Vie d’artiste et de liberté
Au-delà de ces rencontres, Louise Latraverse sait qu’elle peut rejoindre le public avec son récit.
«Je raconte comment s’est passé ma vie, j’essaie de rire de moi un peu, les gens rient de moi un peu aussi, alors on rit ensemble! Et avec tout ce que ça comporte d’une vie… Au fond, on est tous pareils. Je dis toujours : les circonstances sont différentes, mais les émotions et sentiments sont les mêmes.»
La vie d’artiste est aussi bien loin du glamour que certains peuvent imaginer. C’est surtout une vie de travail, souligne la femme de 84 ans.
«Ça prend du courage pour faire une carrière. Bâtir une vie dans l’insécurité, ne jamais savoir si on gagne sa vie d’un mois à l’autre. Et c’est un défi constant, de se renouveler. Je dessine, j’écris, je fais toutes sortes de choses et c’est [Paul] Buissonneau qui disait ça : mettez plusieurs cordes à votre arc.»
Le conseil colle bien à celle qui, au cours de sa vie, a dirigé le Théâtre de Quat’sous, a travaillé tant avec Marcel Dubé que Gilles Latulipe, a fait partie de la distribution du film Les ordres (Michel Brault), a animé et livré des chroniques à la radio… entre autres.
«Et ça me convenait, cette multidisciplinarité : d’abord, c’est moins plate, et j’ai fini par me débrouiller toute ma vie!»
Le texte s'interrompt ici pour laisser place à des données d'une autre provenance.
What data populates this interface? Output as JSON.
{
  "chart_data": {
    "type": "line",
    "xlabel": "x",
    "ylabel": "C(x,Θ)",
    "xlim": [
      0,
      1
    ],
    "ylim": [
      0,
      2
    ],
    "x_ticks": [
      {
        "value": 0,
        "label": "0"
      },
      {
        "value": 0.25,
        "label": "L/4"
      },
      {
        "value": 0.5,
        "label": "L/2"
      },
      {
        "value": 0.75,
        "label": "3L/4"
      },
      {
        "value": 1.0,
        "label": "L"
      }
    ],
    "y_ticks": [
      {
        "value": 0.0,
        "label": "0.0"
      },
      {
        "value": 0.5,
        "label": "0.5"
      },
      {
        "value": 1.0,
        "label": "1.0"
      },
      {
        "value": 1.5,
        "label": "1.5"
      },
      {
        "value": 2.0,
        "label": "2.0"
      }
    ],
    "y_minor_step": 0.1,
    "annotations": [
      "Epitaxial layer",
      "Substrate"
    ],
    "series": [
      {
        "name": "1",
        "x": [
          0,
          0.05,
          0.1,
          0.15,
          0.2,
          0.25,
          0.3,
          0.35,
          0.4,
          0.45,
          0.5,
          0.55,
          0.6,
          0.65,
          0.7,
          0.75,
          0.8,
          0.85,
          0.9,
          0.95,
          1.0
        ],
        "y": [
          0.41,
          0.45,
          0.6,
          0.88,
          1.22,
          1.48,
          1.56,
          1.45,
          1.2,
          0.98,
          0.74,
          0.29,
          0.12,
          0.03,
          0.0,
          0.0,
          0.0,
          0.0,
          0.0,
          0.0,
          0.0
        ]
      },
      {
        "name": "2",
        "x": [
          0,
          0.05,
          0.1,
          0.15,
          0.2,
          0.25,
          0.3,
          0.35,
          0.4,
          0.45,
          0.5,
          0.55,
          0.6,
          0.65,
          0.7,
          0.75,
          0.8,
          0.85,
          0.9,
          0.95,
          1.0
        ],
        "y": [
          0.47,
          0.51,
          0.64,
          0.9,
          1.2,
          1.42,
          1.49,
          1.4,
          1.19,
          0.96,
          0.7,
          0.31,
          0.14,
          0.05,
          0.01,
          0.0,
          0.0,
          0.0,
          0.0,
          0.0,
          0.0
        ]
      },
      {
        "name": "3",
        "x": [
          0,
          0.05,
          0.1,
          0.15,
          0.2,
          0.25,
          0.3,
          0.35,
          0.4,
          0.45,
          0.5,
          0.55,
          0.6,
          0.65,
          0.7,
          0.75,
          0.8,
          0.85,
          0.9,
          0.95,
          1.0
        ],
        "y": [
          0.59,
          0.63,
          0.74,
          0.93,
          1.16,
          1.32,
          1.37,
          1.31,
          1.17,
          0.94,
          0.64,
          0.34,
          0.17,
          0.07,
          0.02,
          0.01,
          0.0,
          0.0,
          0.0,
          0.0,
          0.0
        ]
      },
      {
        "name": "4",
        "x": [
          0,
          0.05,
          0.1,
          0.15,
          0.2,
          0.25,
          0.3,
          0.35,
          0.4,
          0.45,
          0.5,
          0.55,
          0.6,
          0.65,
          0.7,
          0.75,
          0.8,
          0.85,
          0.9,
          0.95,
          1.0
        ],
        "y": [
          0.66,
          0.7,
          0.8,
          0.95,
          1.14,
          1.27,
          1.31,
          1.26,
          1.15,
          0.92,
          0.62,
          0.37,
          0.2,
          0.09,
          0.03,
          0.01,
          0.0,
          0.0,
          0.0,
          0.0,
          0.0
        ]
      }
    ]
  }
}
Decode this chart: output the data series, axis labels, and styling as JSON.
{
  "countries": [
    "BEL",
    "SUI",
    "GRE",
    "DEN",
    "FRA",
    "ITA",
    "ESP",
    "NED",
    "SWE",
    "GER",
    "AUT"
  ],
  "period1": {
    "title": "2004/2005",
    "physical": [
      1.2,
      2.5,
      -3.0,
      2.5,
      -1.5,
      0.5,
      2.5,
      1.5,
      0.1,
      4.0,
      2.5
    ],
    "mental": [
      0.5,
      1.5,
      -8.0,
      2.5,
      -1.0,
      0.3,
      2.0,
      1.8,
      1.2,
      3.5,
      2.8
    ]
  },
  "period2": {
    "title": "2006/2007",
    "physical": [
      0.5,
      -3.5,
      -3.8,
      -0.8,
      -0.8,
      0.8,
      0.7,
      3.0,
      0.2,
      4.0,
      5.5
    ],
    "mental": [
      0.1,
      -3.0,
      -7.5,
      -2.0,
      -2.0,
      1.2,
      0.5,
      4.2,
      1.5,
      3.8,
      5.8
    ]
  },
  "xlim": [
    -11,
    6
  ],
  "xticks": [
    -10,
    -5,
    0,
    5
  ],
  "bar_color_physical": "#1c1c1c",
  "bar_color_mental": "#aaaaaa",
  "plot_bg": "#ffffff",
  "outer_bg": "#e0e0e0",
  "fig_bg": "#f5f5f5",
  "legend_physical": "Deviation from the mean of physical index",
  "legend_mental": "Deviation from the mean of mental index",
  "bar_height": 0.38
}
Une approche qui n’est pas étrangère à la quête de liberté, si chère à l’artiste.
«J’avais le goût de choisir ma vie, de faire ce que je voulais. Ça prenait des risques, mais c’est ça qui m’intéressait, rester une femme libre. Et maintenant, quand je fais un show solo, c’est ma liberté aussi. C’est un grand privilège, qui se travaille et se choisit.»
Le spectacle L’amour crisse est présenté à la salle Jean-Louis Millette du Théâtre de la Ville, les 9 et 10 novembre.
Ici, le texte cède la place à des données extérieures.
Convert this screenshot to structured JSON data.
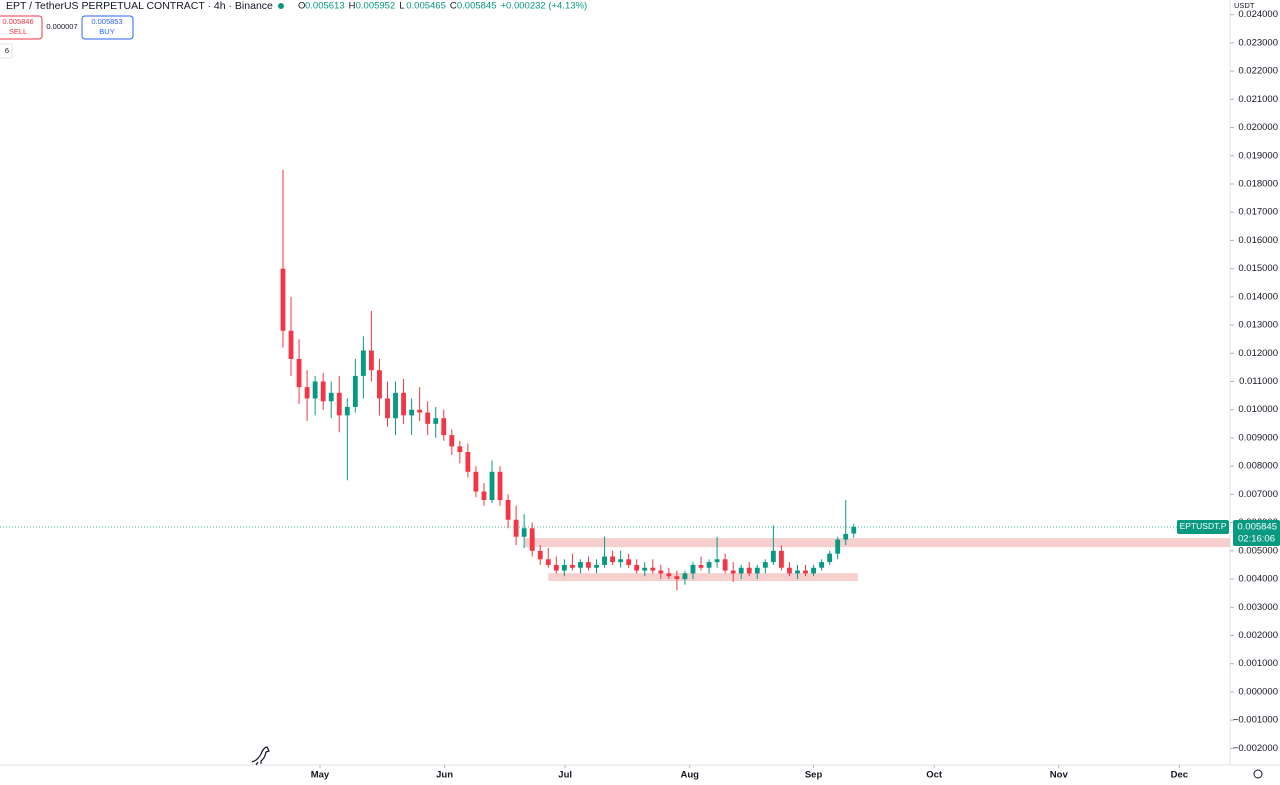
{
  "header": {
    "symbol": "EPT / TetherUS PERPETUAL CONTRACT · 4h · Binance",
    "ohlc_labels": [
      "O",
      "H",
      "L",
      "C"
    ],
    "change": "+0.000232 (+4.13%)",
    "sell_price": "0.005846",
    "sell_label": "SELL",
    "spread": "0.000007",
    "buy_price": "0.005853",
    "buy_label": "BUY",
    "indicator_count": "6",
    "currency": "USDT"
  },
  "price_tag": {
    "symbol": "EPTUSDT.P",
    "countdown": "02:16:06"
  },
  "chart_data": {
    "type": "candlestick",
    "up_color": "#089981",
    "down_color": "#f23645",
    "grid": false,
    "x": [
      0,
      1,
      2,
      3,
      4,
      5,
      6,
      7,
      8,
      9,
      10,
      11,
      12,
      13,
      14,
      15,
      16,
      17,
      18,
      19,
      20,
      21,
      22,
      23,
      24,
      25,
      26,
      27,
      28,
      29,
      30,
      31,
      32,
      33,
      34,
      35,
      36,
      37,
      38,
      39,
      40,
      41,
      42,
      43,
      44,
      45,
      46,
      47,
      48,
      49,
      50,
      51,
      52,
      53,
      54,
      55,
      56,
      57,
      58,
      59,
      60,
      61,
      62,
      63,
      64,
      65,
      66,
      67,
      68,
      69,
      70,
      71
    ],
    "open": [
      0.015,
      0.0128,
      0.0118,
      0.0108,
      0.0104,
      0.011,
      0.0103,
      0.0106,
      0.0098,
      0.0101,
      0.0112,
      0.0121,
      0.0114,
      0.0104,
      0.0097,
      0.0106,
      0.0098,
      0.01,
      0.0099,
      0.0095,
      0.0097,
      0.0091,
      0.0087,
      0.0085,
      0.0078,
      0.0071,
      0.0068,
      0.0078,
      0.0068,
      0.0061,
      0.0055,
      0.0058,
      0.005,
      0.0047,
      0.0045,
      0.0043,
      0.0045,
      0.0044,
      0.0046,
      0.0044,
      0.0045,
      0.0048,
      0.0046,
      0.0047,
      0.0045,
      0.0043,
      0.0044,
      0.0043,
      0.0042,
      0.0041,
      0.004,
      0.0042,
      0.0045,
      0.0044,
      0.0046,
      0.0047,
      0.0043,
      0.0042,
      0.0044,
      0.0042,
      0.0044,
      0.0046,
      0.005,
      0.0044,
      0.0042,
      0.0043,
      0.0042,
      0.0044,
      0.0046,
      0.0049,
      0.0054,
      0.005613
    ],
    "high": [
      0.0185,
      0.014,
      0.0125,
      0.0114,
      0.0112,
      0.0113,
      0.011,
      0.0112,
      0.0104,
      0.0118,
      0.0126,
      0.0135,
      0.0118,
      0.011,
      0.011,
      0.0111,
      0.0104,
      0.0108,
      0.0103,
      0.0101,
      0.01,
      0.0093,
      0.0089,
      0.0088,
      0.008,
      0.0074,
      0.0082,
      0.008,
      0.007,
      0.0066,
      0.0063,
      0.006,
      0.0052,
      0.0051,
      0.0048,
      0.0047,
      0.0049,
      0.0047,
      0.0048,
      0.0047,
      0.0055,
      0.005,
      0.005,
      0.0049,
      0.0047,
      0.0046,
      0.0047,
      0.0045,
      0.0044,
      0.0043,
      0.0043,
      0.0046,
      0.0048,
      0.0047,
      0.0055,
      0.0049,
      0.0046,
      0.0045,
      0.0046,
      0.0045,
      0.0047,
      0.0059,
      0.0052,
      0.0046,
      0.0045,
      0.0045,
      0.0045,
      0.0047,
      0.005,
      0.0055,
      0.0068,
      0.005952
    ],
    "low": [
      0.0122,
      0.0112,
      0.0102,
      0.0096,
      0.0098,
      0.01,
      0.0097,
      0.0092,
      0.0075,
      0.0099,
      0.0104,
      0.011,
      0.0098,
      0.0094,
      0.0091,
      0.0095,
      0.0091,
      0.0096,
      0.0091,
      0.009,
      0.0089,
      0.0084,
      0.0081,
      0.0076,
      0.0069,
      0.0066,
      0.0067,
      0.0066,
      0.0058,
      0.0052,
      0.0051,
      0.0048,
      0.0045,
      0.0044,
      0.0042,
      0.0041,
      0.0043,
      0.0042,
      0.0043,
      0.0042,
      0.0044,
      0.0045,
      0.0044,
      0.0044,
      0.0042,
      0.0041,
      0.0042,
      0.004,
      0.004,
      0.0036,
      0.0038,
      0.004,
      0.0043,
      0.0042,
      0.0044,
      0.0042,
      0.0039,
      0.004,
      0.0041,
      0.004,
      0.0042,
      0.0045,
      0.0043,
      0.0041,
      0.004,
      0.0041,
      0.0041,
      0.0043,
      0.0045,
      0.0047,
      0.0052,
      0.005465
    ],
    "close": [
      0.0128,
      0.0118,
      0.0108,
      0.0104,
      0.011,
      0.0103,
      0.0106,
      0.0098,
      0.0101,
      0.0112,
      0.0121,
      0.0114,
      0.0104,
      0.0097,
      0.0106,
      0.0098,
      0.01,
      0.0099,
      0.0095,
      0.0097,
      0.0091,
      0.0087,
      0.0085,
      0.0078,
      0.0071,
      0.0068,
      0.0078,
      0.0068,
      0.0061,
      0.0055,
      0.0058,
      0.005,
      0.0047,
      0.0045,
      0.0043,
      0.0045,
      0.0044,
      0.0046,
      0.0044,
      0.0045,
      0.0048,
      0.0046,
      0.0047,
      0.0045,
      0.0043,
      0.0044,
      0.0043,
      0.0042,
      0.0041,
      0.004,
      0.0042,
      0.0045,
      0.0044,
      0.0046,
      0.0047,
      0.0043,
      0.0042,
      0.0044,
      0.0042,
      0.0044,
      0.0046,
      0.005,
      0.0044,
      0.0042,
      0.0043,
      0.0042,
      0.0044,
      0.0046,
      0.0049,
      0.0054,
      0.0056,
      0.005845
    ],
    "zones": [
      {
        "x0": 30.1,
        "extend_right": true,
        "y0": 0.00513,
        "y1": 0.00545
      },
      {
        "x0": 33.0,
        "x1": 71.5,
        "y0": 0.00393,
        "y1": 0.00421
      }
    ],
    "zone_color": "#f4c7c7",
    "xlim": [
      -35.2,
      117.8
    ],
    "xticks": [
      {
        "value": 4.6,
        "label": "May"
      },
      {
        "value": 20.1,
        "label": "Jun"
      },
      {
        "value": 35.1,
        "label": "Jul"
      },
      {
        "value": 50.6,
        "label": "Aug"
      },
      {
        "value": 66.0,
        "label": "Sep"
      },
      {
        "value": 81.0,
        "label": "Oct"
      },
      {
        "value": 96.5,
        "label": "Nov"
      },
      {
        "value": 111.5,
        "label": "Dec"
      }
    ],
    "ylim": [
      -0.00259,
      0.02452
    ],
    "yticks": [
      {
        "value": -0.002,
        "label": "−0.002000"
      },
      {
        "value": -0.001,
        "label": "−0.001000"
      },
      {
        "value": 0,
        "label": "0.000000"
      },
      {
        "value": 0.001,
        "label": "0.001000"
      },
      {
        "value": 0.002,
        "label": "0.002000"
      },
      {
        "value": 0.003,
        "label": "0.003000"
      },
      {
        "value": 0.004,
        "label": "0.004000"
      },
      {
        "value": 0.005,
        "label": "0.005000"
      },
      {
        "value": 0.006,
        "label": "0.006000"
      },
      {
        "value": 0.007,
        "label": "0.007000"
      },
      {
        "value": 0.008,
        "label": "0.008000"
      },
      {
        "value": 0.009,
        "label": "0.009000"
      },
      {
        "value": 0.01,
        "label": "0.010000"
      },
      {
        "value": 0.011,
        "label": "0.011000"
      },
      {
        "value": 0.012,
        "label": "0.012000"
      },
      {
        "value": 0.013,
        "label": "0.013000"
      },
      {
        "value": 0.014,
        "label": "0.014000"
      },
      {
        "value": 0.015,
        "label": "0.015000"
      },
      {
        "value": 0.016,
        "label": "0.016000"
      },
      {
        "value": 0.017,
        "label": "0.017000"
      },
      {
        "value": 0.018,
        "label": "0.018000"
      },
      {
        "value": 0.019,
        "label": "0.019000"
      },
      {
        "value": 0.02,
        "label": "0.020000"
      },
      {
        "value": 0.021,
        "label": "0.021000"
      },
      {
        "value": 0.022,
        "label": "0.022000"
      },
      {
        "value": 0.023,
        "label": "0.023000"
      },
      {
        "value": 0.024,
        "label": "0.024000"
      }
    ]
  }
}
Louise Latraverse, en cinq citations
Sur les sacres
«C’est formidable, la chance qu’on a d’avoir de si beaux jurons! C’est charmant, ce sont de beaux ornements sacerdotaux. J’en sors quelques-uns [dans le spectacle] et les gens finissent se calmer le pompon là-dessus. C’est mieux que «Fuck you»…! C’tu assez épouvantablement laid! On est plus sophistiqués que ça!»
Sur la nostalgie
«Je ne suis pas quelqu’un de nostalgique. Je vis le moment présent. Aujourd’hui, j’essaie d’avoir la meilleure journée que je peux avoir et c’est tout. C’est une philosophie que j’ai depuis très longtemps et qui rend ma vie plus agréable. Même si je me faisais du «moron», comme disent les Français, on ne sait pas ce qui va arriver.»
Sur les critiques
«Je n’ai pas eu de mauvaises critiques pour le spectacle, mais quand il y en a, je mets ça de côté. C’est le point de vue d’une personne. Ils ont droit de ne pas m’aimer, comme moi j’ai le droit de ne pas les lire! C’est Yvette Brind’Amour qui disait ça : les mauvaises critiques, je ne les lis pas. Quelle bonne idée!»
Sur le plus beau des pays
«La nature, en ce moment, on est-tu assez gâtés! Le plus beau pays du monde, c’t’ici! J’aime profiter de tout ça. Quand tu fais la tournée et que tu te promènes… Je suis allée à Mont-Laurier, my god, c’était beau!»
Sur la mort
«J’ai pas peur de la mort : depuis que je suis au monde qu’on me dit que je vais mourir, que ça va arriver. J’aimerais réussir ma mort, que le dernier moment de ma vie soit un beau moment. J’espère être bien entourée, et qu’on puisse rire un peu de moi.»